On the extended entry ramp, there's a soaring, eighty-five-foot sculpture of pelts trapped by electrical wires. It can be read as a metaphor for the governance and financial structures limiting the Sámi. Partly a utility pole, part heavenly staircase, this part of the artwork, named Goavve-, relates to the Sámi word for an extreme weather phenomenon, in which dense layers of ice form as changing weather melt and solidify again the snow, locking in the reindeers' primary winter food, lichen. Goavvi is a outcome of planetary warming, which is occurring up to much more rapidly in the Polar region than elsewhere.
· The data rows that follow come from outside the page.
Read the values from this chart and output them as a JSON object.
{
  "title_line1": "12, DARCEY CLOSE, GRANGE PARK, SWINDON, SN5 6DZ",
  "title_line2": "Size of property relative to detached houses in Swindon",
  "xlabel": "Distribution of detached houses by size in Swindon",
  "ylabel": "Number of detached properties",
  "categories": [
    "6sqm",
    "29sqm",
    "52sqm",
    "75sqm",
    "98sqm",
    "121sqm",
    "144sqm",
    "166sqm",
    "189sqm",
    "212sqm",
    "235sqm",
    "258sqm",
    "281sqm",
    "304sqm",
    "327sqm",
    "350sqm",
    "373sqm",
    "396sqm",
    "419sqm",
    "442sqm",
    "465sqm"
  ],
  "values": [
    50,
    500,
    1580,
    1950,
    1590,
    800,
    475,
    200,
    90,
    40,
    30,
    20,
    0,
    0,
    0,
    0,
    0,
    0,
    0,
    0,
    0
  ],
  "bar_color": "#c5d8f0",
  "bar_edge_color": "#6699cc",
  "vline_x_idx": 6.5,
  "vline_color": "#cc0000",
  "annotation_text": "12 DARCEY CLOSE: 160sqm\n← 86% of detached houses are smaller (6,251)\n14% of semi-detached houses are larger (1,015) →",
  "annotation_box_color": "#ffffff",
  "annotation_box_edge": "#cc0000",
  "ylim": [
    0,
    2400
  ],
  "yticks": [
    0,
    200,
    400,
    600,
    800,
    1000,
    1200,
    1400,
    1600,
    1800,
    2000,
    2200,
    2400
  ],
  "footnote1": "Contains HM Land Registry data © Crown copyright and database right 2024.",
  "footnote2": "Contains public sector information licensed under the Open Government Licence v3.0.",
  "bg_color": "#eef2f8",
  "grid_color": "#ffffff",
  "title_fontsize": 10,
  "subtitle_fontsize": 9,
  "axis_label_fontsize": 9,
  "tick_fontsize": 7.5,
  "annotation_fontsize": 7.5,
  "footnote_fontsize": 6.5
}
Three years ago, I met with Sara in the Norwegian far north during a goavvi winter and accompanied Sámi pastoralists on their motorized sleds in chilly conditions as they transported trailers of animal nutrition on to the exposed tundra to distribute through labor. The herd surrounded round us, scratching the slippery ground in vain for lichen-covered morsels. This expensive and laborious process is having a severe influence on animal rearing—and on the animals' natural survival. Yet the choice is death. When such conditions become commonplace, reindeer are perishing—a number from lack of food, others submerging after plunging into streams through unstable frozen surfaces. In a sense, the work is a tribute to them. "By overlapping of components, in a way I'm transporting the condition to London," says Sara.

Diverging Worldviews

The sculpture also underscores the stark contrast between the modern understanding of energy as a commodity to be harnessed for economic benefit and survival and the Sámi philosophy of energy as an inherent essence in creatures, individuals, and nature. The gallery's legacy as a coal and oil power station is linked with this, as is what the Sámi see as eco-imperialism by regional governments. As they strive to be standard bearers for renewable energy, Scandinavian countries have clashed with the Sámi over the construction of windfarms, water power facilities, and mines on their native soil; the Sámi contend their human rights, ways of life, and traditions are endangered. "It's challenging being such a tiny group to stand your ground when the justifications are grounded in global sustainability," Sara observes. "Mining practices has co-opted the rhetoric of ecology, but still it's just aiming to find alternative ways to continue patterns of use."

Individual Struggles

She and her kin have themselves clashed with the state authorities over its tightening policies on reindeer management. A few years ago, Sara's sibling embarked on a set of ultimately unsuccessful court actions over the required reduction of his animals, apparently to stop overgrazing. In support, Sara developed a extended collection of artworks titled Pile O'Sápmi featuring a huge screen of four hundred cranial remains, which was displayed at the 2017 event Documenta 14 and later purchased by the National Museum of Oslo, where it resides in the lobby.

The Role of Art in Awareness

For many Sámi, creative work is the sole sphere in which they can be understood by the global community. In 2022, Sara was {one of three|among a group of|

Christine Smith
Christine Smith

Automotive journalist with 12 years of experience covering electric vehicles and sustainable mobility trends across Europe.